Toronto-based LOGiQ Asset management Ltd. announced plans to implement some changes to the previously proposed fund mergers of Aston Hill Corporate Funds Inc. as well as merge two existing funds.
Changes to LOGiQ’s proposed mergers come in response to this week’s federal budget, which proposed an amendment to the Income Tax Act that would impact how mutual fund corporations are treated. The amendment proposes that if a mutual fund corporation is made up of more than one corporate class, it can be merged into multiple trusts on a tax-deferred basis.
Read: Feds to extend rules governing mutual fund mergers
As a result, LOGiQ no longer plans to move forward with the mergers of Aston Hill High Income Class, Aston Hill Strategic Yield Class and Aston Hill Total Return Class into Aston Hill Strategic Yield Fund, as was announced on March 15. As such, it has cancelled the unitholder meeting for the affected funds.
Instead, the firm has announced new mergers for each affected fund into its corresponding trust. (A full list of the proposed changes is available in the company’s news release.)
Affected shareholders will receive the equivalent of amount of units to the “series of shares” they currently hold in their terminating fund.
These new mergers are expected to take effect on or about May 31.
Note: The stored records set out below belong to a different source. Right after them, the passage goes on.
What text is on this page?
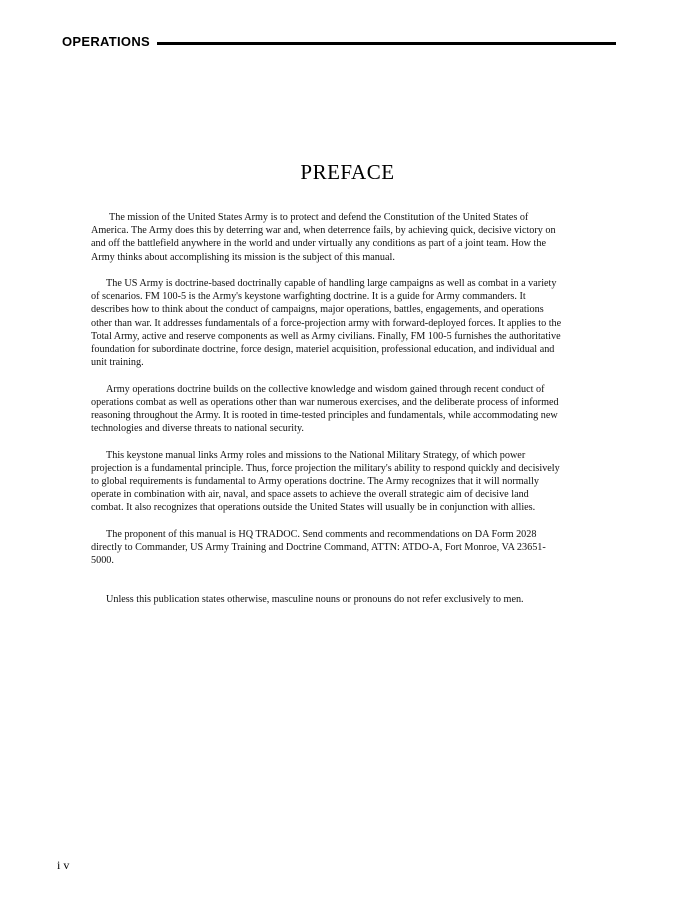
OPERATIONS
PREFACE

The mission of the United States Army is to protect and defend the Constitution of the United States of America. The Army does this by deterring war and, when deterrence fails, by achieving quick, decisive victory on and off the battlefield anywhere in the world and under virtually any conditions as part of a joint team. How the Army thinks about accomplishing its mission is the subject of this manual.

The US Army is doctrine-based doctrinally capable of handling large campaigns as well as combat in a variety of scenarios. FM 100-5 is the Army's keystone warfighting doctrine. It is a guide for Army commanders. It describes how to think about the conduct of campaigns, major operations, battles, engagements, and operations other than war. It addresses fundamentals of a force-projection army with forward-deployed forces. It applies to the Total Army, active and reserve components as well as Army civilians. Finally, FM 100-5 furnishes the authoritative foundation for subordinate doctrine, force design, materiel acquisition, professional education, and individual and unit training.

Army operations doctrine builds on the collective knowledge and wisdom gained through recent conduct of operations combat as well as operations other than war numerous exercises, and the deliberate process of informed reasoning throughout the Army. It is rooted in time-tested principles and fundamentals, while accommodating new technologies and diverse threats to national security.

This keystone manual links Army roles and missions to the National Military Strategy, of which power projection is a fundamental principle. Thus, force projection the military's ability to respond quickly and decisively to global requirements is fundamental to Army operations doctrine. The Army recognizes that it will normally operate in combination with air, naval, and space assets to achieve the overall strategic aim of decisive land combat. It also recognizes that operations outside the United States will usually be in conjunction with allies.

The proponent of this manual is HQ TRADOC. Send comments and recommendations on DA Form 2028 directly to Commander, US Army Training and Doctrine Command, ATTN: ATDO-A, Fort Monroe, VA 23651-5000.

Unless this publication states otherwise, masculine nouns or pronouns do not refer exclusively to men.

iv
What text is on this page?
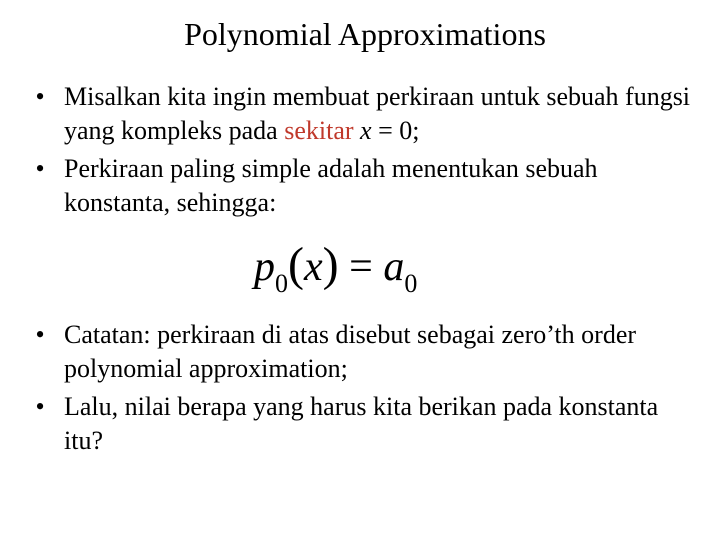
Polynomial Approximations
• Misalkan kita ingin membuat perkiraan untuk sebuah fungsi yang kompleks pada sekitar x = 0;
• Perkiraan paling simple adalah menentukan sebuah konstanta, sehingga:
$p_0(x) = a_0$
• Catatan: perkiraan di atas disebut sebagai zero’th order polynomial approximation;
• Lalu, nilai berapa yang harus kita berikan pada konstanta itu?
Meanwhile, the merger of Aston Hill Canadian Total Return Fund and Aston Hill U.S. Conservative Growth Fund into Aston Hill Total Return Fund will proceed as initially planned — although all proposed mergers hinge on unitholder approval.
In addition, LOGiQ plans to fold Voya High Income Floating Rate Fund into the Voya Floating Rate Senior Loan Fund.
LOGiQ cites reduced costs, increased economies of scale, a larger asset base and more liquidity as its reasons for pursuing the merger.
As well, if the merger goes as planned, those who hold Class U units under Voya High Income Floating Rate Fund — the fund to be terminated — will now see those units listed on the Toronto Stock Exchange.
Those who prefer to opt out of the merger can redeem their units for cash at the net asset value. They have the option of waiting until the unitholder meeting results have been shared before deciding how to proceed.
The merger, which is also contingent on unitholder approval, is expected on or about July 14. Unitholder meetings for both funds are scheduled for on or about May 2.